Stream the live prompter to phones, tablets, and other computers on the same network.

  1. Enable prompter sharing in Settings → Prompter Server (default port 17321).
  2. Turn on “Publish to network” in the header’s Prompter Server popover. By default it is available only on this computer; it is shared with the network only while this switch is on.
  3. Open the URL shown in the popover in the device’s browser. URLs are available separately for Default and for each cue target (per performer / staff view).
The Prompter Server popover. Copy the streaming URL and open it from devices on the same network.
The Prompter Server popover. Copy the streaming URL and open it from devices on the same network.

If a device cannot connect, check that it is on the same network as the CueFlow machine, that the firewall allows the port, and that the router’s client/AP isolation is disabled.

Caution

LAN prompter sharing (Publish to network) and a cloud co-editing connection cannot be enabled at the same time. This is a safety rule that prevents crew devices from following two display sources — the local stream and the cloud — at once. Decide which one you are using before enabling it.

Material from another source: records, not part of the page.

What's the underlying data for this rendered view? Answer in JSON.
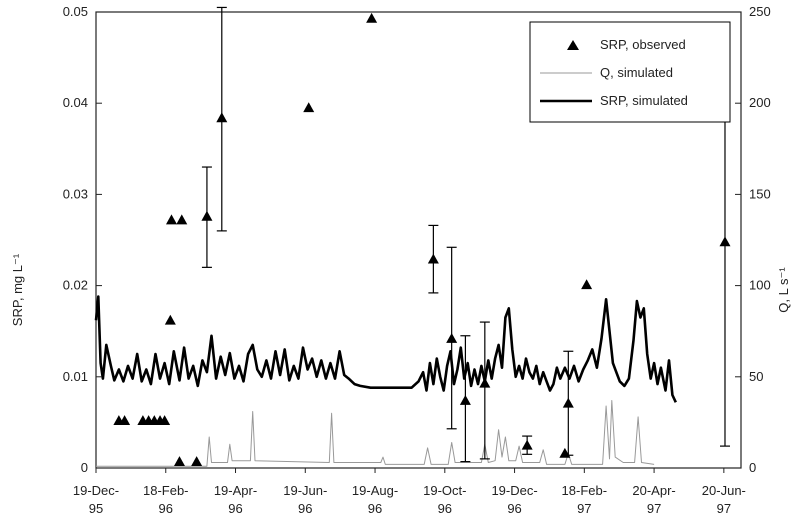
{
  "chart_data": {
    "type": "line",
    "ylabel_left": "SRP, mg L⁻¹",
    "ylabel_right": "Q, L s⁻¹",
    "ylim_left": [
      0,
      0.05
    ],
    "ylim_right": [
      0,
      250
    ],
    "yticks_left": [
      "0",
      "0.01",
      "0.02",
      "0.03",
      "0.04",
      "0.05"
    ],
    "yticks_right": [
      "0",
      "50",
      "100",
      "150",
      "200",
      "250"
    ],
    "xlim": [
      "1995-12-19",
      "1997-07-05"
    ],
    "xticks": [
      {
        "date": "1995-12-19",
        "l1": "19-Dec-",
        "l2": "95"
      },
      {
        "date": "1996-02-18",
        "l1": "18-Feb-",
        "l2": "96"
      },
      {
        "date": "1996-04-19",
        "l1": "19-Apr-",
        "l2": "96"
      },
      {
        "date": "1996-06-19",
        "l1": "19-Jun-",
        "l2": "96"
      },
      {
        "date": "1996-08-19",
        "l1": "19-Aug-",
        "l2": "96"
      },
      {
        "date": "1996-10-19",
        "l1": "19-Oct-",
        "l2": "96"
      },
      {
        "date": "1996-12-19",
        "l1": "19-Dec-",
        "l2": "96"
      },
      {
        "date": "1997-02-18",
        "l1": "18-Feb-",
        "l2": "97"
      },
      {
        "date": "1997-04-20",
        "l1": "20-Apr-",
        "l2": "97"
      },
      {
        "date": "1997-06-20",
        "l1": "20-Jun-",
        "l2": "97"
      }
    ],
    "grid": false,
    "legend_position": "top-right",
    "series": [
      {
        "name": "SRP, observed",
        "kind": "scatter",
        "marker": "triangle",
        "axis": "left",
        "color": "#000000",
        "points": [
          {
            "x": "1996-01-08",
            "y": 0.0052
          },
          {
            "x": "1996-01-13",
            "y": 0.0052
          },
          {
            "x": "1996-01-29",
            "y": 0.0052
          },
          {
            "x": "1996-02-03",
            "y": 0.0052
          },
          {
            "x": "1996-02-08",
            "y": 0.0052
          },
          {
            "x": "1996-02-13",
            "y": 0.0052
          },
          {
            "x": "1996-02-17",
            "y": 0.0052
          },
          {
            "x": "1996-02-22",
            "y": 0.0162
          },
          {
            "x": "1996-02-23",
            "y": 0.0272
          },
          {
            "x": "1996-03-03",
            "y": 0.0272
          },
          {
            "x": "1996-03-01",
            "y": 0.0007
          },
          {
            "x": "1996-03-16",
            "y": 0.0007
          },
          {
            "x": "1996-03-25",
            "y": 0.0276,
            "err_low": 0.022,
            "err_high": 0.033
          },
          {
            "x": "1996-04-07",
            "y": 0.0384,
            "err_low": 0.026,
            "err_high": 0.0505
          },
          {
            "x": "1996-06-22",
            "y": 0.0395
          },
          {
            "x": "1996-08-16",
            "y": 0.0493
          },
          {
            "x": "1996-10-09",
            "y": 0.0229,
            "err_low": 0.0192,
            "err_high": 0.0266
          },
          {
            "x": "1996-10-25",
            "y": 0.0142,
            "err_low": 0.0043,
            "err_high": 0.0242
          },
          {
            "x": "1996-11-06",
            "y": 0.0074,
            "err_low": 0.0007,
            "err_high": 0.0145
          },
          {
            "x": "1996-11-23",
            "y": 0.0093,
            "err_low": 0.001,
            "err_high": 0.016
          },
          {
            "x": "1996-12-30",
            "y": 0.0025,
            "err_low": 0.0015,
            "err_high": 0.0035
          },
          {
            "x": "1997-02-01",
            "y": 0.0016
          },
          {
            "x": "1997-02-04",
            "y": 0.0071,
            "err_low": 0.0014,
            "err_high": 0.0128
          },
          {
            "x": "1997-02-20",
            "y": 0.0201
          },
          {
            "x": "1997-06-21",
            "y": 0.0248,
            "err_low": 0.0024,
            "err_high": 0.0472
          }
        ]
      },
      {
        "name": "Q, simulated",
        "kind": "line",
        "axis": "right",
        "color": "#999999",
        "points": [
          {
            "x": "1995-12-19",
            "y": 1
          },
          {
            "x": "1996-03-25",
            "y": 1
          },
          {
            "x": "1996-03-27",
            "y": 17
          },
          {
            "x": "1996-03-29",
            "y": 3
          },
          {
            "x": "1996-04-12",
            "y": 3
          },
          {
            "x": "1996-04-14",
            "y": 13
          },
          {
            "x": "1996-04-16",
            "y": 4
          },
          {
            "x": "1996-05-02",
            "y": 4
          },
          {
            "x": "1996-05-04",
            "y": 31
          },
          {
            "x": "1996-05-06",
            "y": 4
          },
          {
            "x": "1996-07-10",
            "y": 3
          },
          {
            "x": "1996-07-12",
            "y": 30
          },
          {
            "x": "1996-07-14",
            "y": 3
          },
          {
            "x": "1996-08-24",
            "y": 3
          },
          {
            "x": "1996-08-26",
            "y": 6
          },
          {
            "x": "1996-08-28",
            "y": 2
          },
          {
            "x": "1996-10-01",
            "y": 2
          },
          {
            "x": "1996-10-04",
            "y": 11
          },
          {
            "x": "1996-10-07",
            "y": 2
          },
          {
            "x": "1996-10-22",
            "y": 2
          },
          {
            "x": "1996-10-25",
            "y": 14
          },
          {
            "x": "1996-10-28",
            "y": 3
          },
          {
            "x": "1996-11-20",
            "y": 3
          },
          {
            "x": "1996-11-23",
            "y": 13
          },
          {
            "x": "1996-11-26",
            "y": 3
          },
          {
            "x": "1996-12-02",
            "y": 4
          },
          {
            "x": "1996-12-05",
            "y": 21
          },
          {
            "x": "1996-12-08",
            "y": 6
          },
          {
            "x": "1996-12-11",
            "y": 17
          },
          {
            "x": "1996-12-14",
            "y": 4
          },
          {
            "x": "1996-12-20",
            "y": 4
          },
          {
            "x": "1996-12-23",
            "y": 12
          },
          {
            "x": "1996-12-26",
            "y": 3
          },
          {
            "x": "1997-01-10",
            "y": 3
          },
          {
            "x": "1997-01-13",
            "y": 10
          },
          {
            "x": "1997-01-16",
            "y": 2
          },
          {
            "x": "1997-02-01",
            "y": 2
          },
          {
            "x": "1997-02-04",
            "y": 8
          },
          {
            "x": "1997-02-07",
            "y": 2
          },
          {
            "x": "1997-03-06",
            "y": 2
          },
          {
            "x": "1997-03-09",
            "y": 34
          },
          {
            "x": "1997-03-12",
            "y": 5
          },
          {
            "x": "1997-03-14",
            "y": 37
          },
          {
            "x": "1997-03-17",
            "y": 6
          },
          {
            "x": "1997-03-24",
            "y": 3
          },
          {
            "x": "1997-04-03",
            "y": 3
          },
          {
            "x": "1997-04-06",
            "y": 28
          },
          {
            "x": "1997-04-09",
            "y": 3
          },
          {
            "x": "1997-04-20",
            "y": 2
          }
        ]
      },
      {
        "name": "SRP, simulated",
        "kind": "line",
        "axis": "left",
        "color": "#000000",
        "points": [
          {
            "x": "1995-12-19",
            "y": 0.0162
          },
          {
            "x": "1995-12-21",
            "y": 0.0188
          },
          {
            "x": "1995-12-23",
            "y": 0.0115
          },
          {
            "x": "1995-12-25",
            "y": 0.0098
          },
          {
            "x": "1995-12-28",
            "y": 0.0135
          },
          {
            "x": "1996-01-01",
            "y": 0.0112
          },
          {
            "x": "1996-01-04",
            "y": 0.0096
          },
          {
            "x": "1996-01-08",
            "y": 0.0108
          },
          {
            "x": "1996-01-12",
            "y": 0.0095
          },
          {
            "x": "1996-01-16",
            "y": 0.0112
          },
          {
            "x": "1996-01-20",
            "y": 0.0098
          },
          {
            "x": "1996-01-24",
            "y": 0.0125
          },
          {
            "x": "1996-01-28",
            "y": 0.0095
          },
          {
            "x": "1996-02-01",
            "y": 0.0108
          },
          {
            "x": "1996-02-05",
            "y": 0.0092
          },
          {
            "x": "1996-02-09",
            "y": 0.0125
          },
          {
            "x": "1996-02-13",
            "y": 0.0098
          },
          {
            "x": "1996-02-17",
            "y": 0.0115
          },
          {
            "x": "1996-02-21",
            "y": 0.0092
          },
          {
            "x": "1996-02-25",
            "y": 0.0128
          },
          {
            "x": "1996-03-01",
            "y": 0.0096
          },
          {
            "x": "1996-03-05",
            "y": 0.0132
          },
          {
            "x": "1996-03-09",
            "y": 0.0098
          },
          {
            "x": "1996-03-13",
            "y": 0.0112
          },
          {
            "x": "1996-03-17",
            "y": 0.009
          },
          {
            "x": "1996-03-21",
            "y": 0.0118
          },
          {
            "x": "1996-03-25",
            "y": 0.0105
          },
          {
            "x": "1996-03-29",
            "y": 0.0145
          },
          {
            "x": "1996-04-02",
            "y": 0.0098
          },
          {
            "x": "1996-04-06",
            "y": 0.0122
          },
          {
            "x": "1996-04-10",
            "y": 0.0102
          },
          {
            "x": "1996-04-14",
            "y": 0.0126
          },
          {
            "x": "1996-04-18",
            "y": 0.0098
          },
          {
            "x": "1996-04-22",
            "y": 0.0112
          },
          {
            "x": "1996-04-26",
            "y": 0.0095
          },
          {
            "x": "1996-04-30",
            "y": 0.0125
          },
          {
            "x": "1996-05-04",
            "y": 0.0135
          },
          {
            "x": "1996-05-08",
            "y": 0.0108
          },
          {
            "x": "1996-05-12",
            "y": 0.01
          },
          {
            "x": "1996-05-16",
            "y": 0.0118
          },
          {
            "x": "1996-05-20",
            "y": 0.0098
          },
          {
            "x": "1996-05-24",
            "y": 0.0128
          },
          {
            "x": "1996-05-28",
            "y": 0.0102
          },
          {
            "x": "1996-06-01",
            "y": 0.013
          },
          {
            "x": "1996-06-05",
            "y": 0.0096
          },
          {
            "x": "1996-06-09",
            "y": 0.0112
          },
          {
            "x": "1996-06-13",
            "y": 0.0098
          },
          {
            "x": "1996-06-17",
            "y": 0.0132
          },
          {
            "x": "1996-06-21",
            "y": 0.0108
          },
          {
            "x": "1996-06-25",
            "y": 0.012
          },
          {
            "x": "1996-06-29",
            "y": 0.01
          },
          {
            "x": "1996-07-03",
            "y": 0.0118
          },
          {
            "x": "1996-07-07",
            "y": 0.0098
          },
          {
            "x": "1996-07-11",
            "y": 0.0115
          },
          {
            "x": "1996-07-15",
            "y": 0.0098
          },
          {
            "x": "1996-07-19",
            "y": 0.0128
          },
          {
            "x": "1996-07-23",
            "y": 0.0102
          },
          {
            "x": "1996-07-27",
            "y": 0.0098
          },
          {
            "x": "1996-08-01",
            "y": 0.0092
          },
          {
            "x": "1996-08-06",
            "y": 0.009
          },
          {
            "x": "1996-08-15",
            "y": 0.0088
          },
          {
            "x": "1996-09-01",
            "y": 0.0088
          },
          {
            "x": "1996-09-20",
            "y": 0.0088
          },
          {
            "x": "1996-09-26",
            "y": 0.0095
          },
          {
            "x": "1996-09-30",
            "y": 0.0105
          },
          {
            "x": "1996-10-03",
            "y": 0.0085
          },
          {
            "x": "1996-10-06",
            "y": 0.0115
          },
          {
            "x": "1996-10-09",
            "y": 0.0092
          },
          {
            "x": "1996-10-12",
            "y": 0.012
          },
          {
            "x": "1996-10-15",
            "y": 0.01
          },
          {
            "x": "1996-10-18",
            "y": 0.0085
          },
          {
            "x": "1996-10-21",
            "y": 0.0112
          },
          {
            "x": "1996-10-24",
            "y": 0.0128
          },
          {
            "x": "1996-10-27",
            "y": 0.0092
          },
          {
            "x": "1996-10-30",
            "y": 0.0108
          },
          {
            "x": "1996-11-02",
            "y": 0.0132
          },
          {
            "x": "1996-11-05",
            "y": 0.0098
          },
          {
            "x": "1996-11-08",
            "y": 0.0115
          },
          {
            "x": "1996-11-11",
            "y": 0.009
          },
          {
            "x": "1996-11-14",
            "y": 0.0108
          },
          {
            "x": "1996-11-17",
            "y": 0.0092
          },
          {
            "x": "1996-11-20",
            "y": 0.0112
          },
          {
            "x": "1996-11-23",
            "y": 0.0095
          },
          {
            "x": "1996-11-26",
            "y": 0.0118
          },
          {
            "x": "1996-11-29",
            "y": 0.0098
          },
          {
            "x": "1996-12-02",
            "y": 0.012
          },
          {
            "x": "1996-12-05",
            "y": 0.0135
          },
          {
            "x": "1996-12-08",
            "y": 0.011
          },
          {
            "x": "1996-12-11",
            "y": 0.0165
          },
          {
            "x": "1996-12-14",
            "y": 0.0175
          },
          {
            "x": "1996-12-17",
            "y": 0.013
          },
          {
            "x": "1996-12-20",
            "y": 0.01
          },
          {
            "x": "1996-12-23",
            "y": 0.0112
          },
          {
            "x": "1996-12-26",
            "y": 0.0098
          },
          {
            "x": "1996-12-29",
            "y": 0.012
          },
          {
            "x": "1997-01-01",
            "y": 0.0105
          },
          {
            "x": "1997-01-04",
            "y": 0.0098
          },
          {
            "x": "1997-01-07",
            "y": 0.0112
          },
          {
            "x": "1997-01-10",
            "y": 0.0092
          },
          {
            "x": "1997-01-13",
            "y": 0.0105
          },
          {
            "x": "1997-01-16",
            "y": 0.0095
          },
          {
            "x": "1997-01-19",
            "y": 0.0085
          },
          {
            "x": "1997-01-22",
            "y": 0.0092
          },
          {
            "x": "1997-01-25",
            "y": 0.011
          },
          {
            "x": "1997-01-28",
            "y": 0.0098
          },
          {
            "x": "1997-02-01",
            "y": 0.011
          },
          {
            "x": "1997-02-05",
            "y": 0.0098
          },
          {
            "x": "1997-02-09",
            "y": 0.0112
          },
          {
            "x": "1997-02-13",
            "y": 0.0095
          },
          {
            "x": "1997-02-17",
            "y": 0.0108
          },
          {
            "x": "1997-02-21",
            "y": 0.0118
          },
          {
            "x": "1997-02-25",
            "y": 0.013
          },
          {
            "x": "1997-03-01",
            "y": 0.011
          },
          {
            "x": "1997-03-05",
            "y": 0.0142
          },
          {
            "x": "1997-03-09",
            "y": 0.0185
          },
          {
            "x": "1997-03-12",
            "y": 0.015
          },
          {
            "x": "1997-03-15",
            "y": 0.0115
          },
          {
            "x": "1997-03-18",
            "y": 0.0105
          },
          {
            "x": "1997-03-21",
            "y": 0.0095
          },
          {
            "x": "1997-03-25",
            "y": 0.009
          },
          {
            "x": "1997-03-29",
            "y": 0.0098
          },
          {
            "x": "1997-04-02",
            "y": 0.014
          },
          {
            "x": "1997-04-05",
            "y": 0.0183
          },
          {
            "x": "1997-04-08",
            "y": 0.0165
          },
          {
            "x": "1997-04-11",
            "y": 0.0175
          },
          {
            "x": "1997-04-14",
            "y": 0.0125
          },
          {
            "x": "1997-04-17",
            "y": 0.0098
          },
          {
            "x": "1997-04-20",
            "y": 0.0115
          },
          {
            "x": "1997-04-23",
            "y": 0.0092
          },
          {
            "x": "1997-04-26",
            "y": 0.011
          },
          {
            "x": "1997-04-30",
            "y": 0.0085
          },
          {
            "x": "1997-05-03",
            "y": 0.0118
          },
          {
            "x": "1997-05-06",
            "y": 0.008
          },
          {
            "x": "1997-05-09",
            "y": 0.0072
          }
        ]
      }
    ]
  }
}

Slow Mode (slow playback for rehearsal)

Use Slow Mode to rehearse with slowed-down audio. It plays at 0.9× / 0.85× / 0.75× / 0.5× while preserving pitch. While active, the header is tinted amber and prompter clients show a pill such as “SLOW 0.75×”. LTC send/receive, MIDI output, and click/count sounds are disabled automatically and restored on exit. Reopening a project always returns to normal speed (1×) as a safety measure.

Slow Mode speed selection. Switch from the header’s Slow Mode button while stopped.
Slow Mode speed selection. Switch from the header’s Slow Mode button while stopped.